07.01.2020

Kundenspezifische Sensorik für Elektrofahrzeuge

Magnetisch und induktiv messende Rotorlagesensoren und intelligente Stromsensoren für Elektrofahrzeuge stellt Swoboda her. Sie sind für 48-V- und Hochvolt-Hybridsysteme sowie für rein elektrische Antriebe geeignet.


Stromsensor (Bild: Swoboda)

Die Reichweite eines Elektrofahrzeugs hängt neben der Speicherkapazität der Batterie maßgeblich von den Stromwandlungsprozessen während des Ladevorgangs (Wechsel- oder Drehstrom in Gleichstrom) und der erneuten Wandlung (Gleichstrom und Drehstrom) zum Betrieb der E-Maschine ab.

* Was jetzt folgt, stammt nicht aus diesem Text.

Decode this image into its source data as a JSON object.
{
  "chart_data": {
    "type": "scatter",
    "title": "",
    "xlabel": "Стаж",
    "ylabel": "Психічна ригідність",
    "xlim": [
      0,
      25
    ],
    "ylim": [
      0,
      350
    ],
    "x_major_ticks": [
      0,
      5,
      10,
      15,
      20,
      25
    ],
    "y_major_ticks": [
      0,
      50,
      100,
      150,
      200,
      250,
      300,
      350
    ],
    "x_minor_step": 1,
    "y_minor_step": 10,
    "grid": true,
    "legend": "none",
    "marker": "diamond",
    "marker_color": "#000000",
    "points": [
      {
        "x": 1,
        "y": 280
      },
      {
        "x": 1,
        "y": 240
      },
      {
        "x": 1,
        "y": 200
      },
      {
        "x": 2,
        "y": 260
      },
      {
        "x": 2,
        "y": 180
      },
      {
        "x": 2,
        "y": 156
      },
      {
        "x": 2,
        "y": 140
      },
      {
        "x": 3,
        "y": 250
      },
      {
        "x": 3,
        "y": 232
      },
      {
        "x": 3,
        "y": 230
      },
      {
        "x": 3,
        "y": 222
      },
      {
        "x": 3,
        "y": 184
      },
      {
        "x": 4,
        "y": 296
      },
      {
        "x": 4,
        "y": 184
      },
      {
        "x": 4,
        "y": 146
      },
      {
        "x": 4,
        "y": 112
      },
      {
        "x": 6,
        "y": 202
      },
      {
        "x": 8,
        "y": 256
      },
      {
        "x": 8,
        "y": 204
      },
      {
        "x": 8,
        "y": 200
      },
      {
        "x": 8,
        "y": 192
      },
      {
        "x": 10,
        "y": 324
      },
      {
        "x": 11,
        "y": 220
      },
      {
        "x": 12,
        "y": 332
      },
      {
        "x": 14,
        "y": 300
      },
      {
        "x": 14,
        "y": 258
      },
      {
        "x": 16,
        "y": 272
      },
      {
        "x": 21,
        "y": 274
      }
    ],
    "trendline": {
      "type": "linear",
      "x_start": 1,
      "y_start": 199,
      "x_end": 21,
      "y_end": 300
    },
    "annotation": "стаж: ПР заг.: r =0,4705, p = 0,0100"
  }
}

Zur effizienten Steuerung dieser Wandlungsphasen benötigt es neben effizienten Halbleitern eine hochauflösende Sensorik zur Messung der jeweiligen Ströme. Swoboda stellt diese Sensoren als Stand-alone-Lösung aber auch integriert in IGBT/MOSFET-Modulen oder in Stromschienen her. Neben rein messenden Sensoren werden diese auch in Verbindung mit Steuerungsfunktionen (Auslösung von Trennschaltern bei Überstrom) angeboten.



Rotorlagesensoren

Ein weiterer Einflussfaktor sowohl für die Effizienz als auch die Fahrsicherheit ist eine genaue Detektion der Lage der E-Maschinen Rotorwelle. Bei den in der Vergangenheit eingesetzten Asynchronmaschinen reicht in der Regel eine reine Drehzahlsensierung aus. Bei den zunehmend häufiger verwendeten Synchronmaschinen ist eine möglichst genaue Detektion der Winkellage der Rotorwelle erforderlich, um eine möglichst hohe Synchronität zwischen den magnetischen Polen des Rotors und den bestromten Polen des Stators zu erzeugen.


Hierzu gibt es unterschiedliche Lösungsansätze. Neben den bereits seit vielen Jahren eingesetzten Resolvern, oder auch optischen Sensoren, besteht durch die Weiterentwicklung von magnetischen und induktiven Sensoren eine neue Möglichkeit, kosteneffiziente und stark bauraumoptimierte Lösungen anzubieten.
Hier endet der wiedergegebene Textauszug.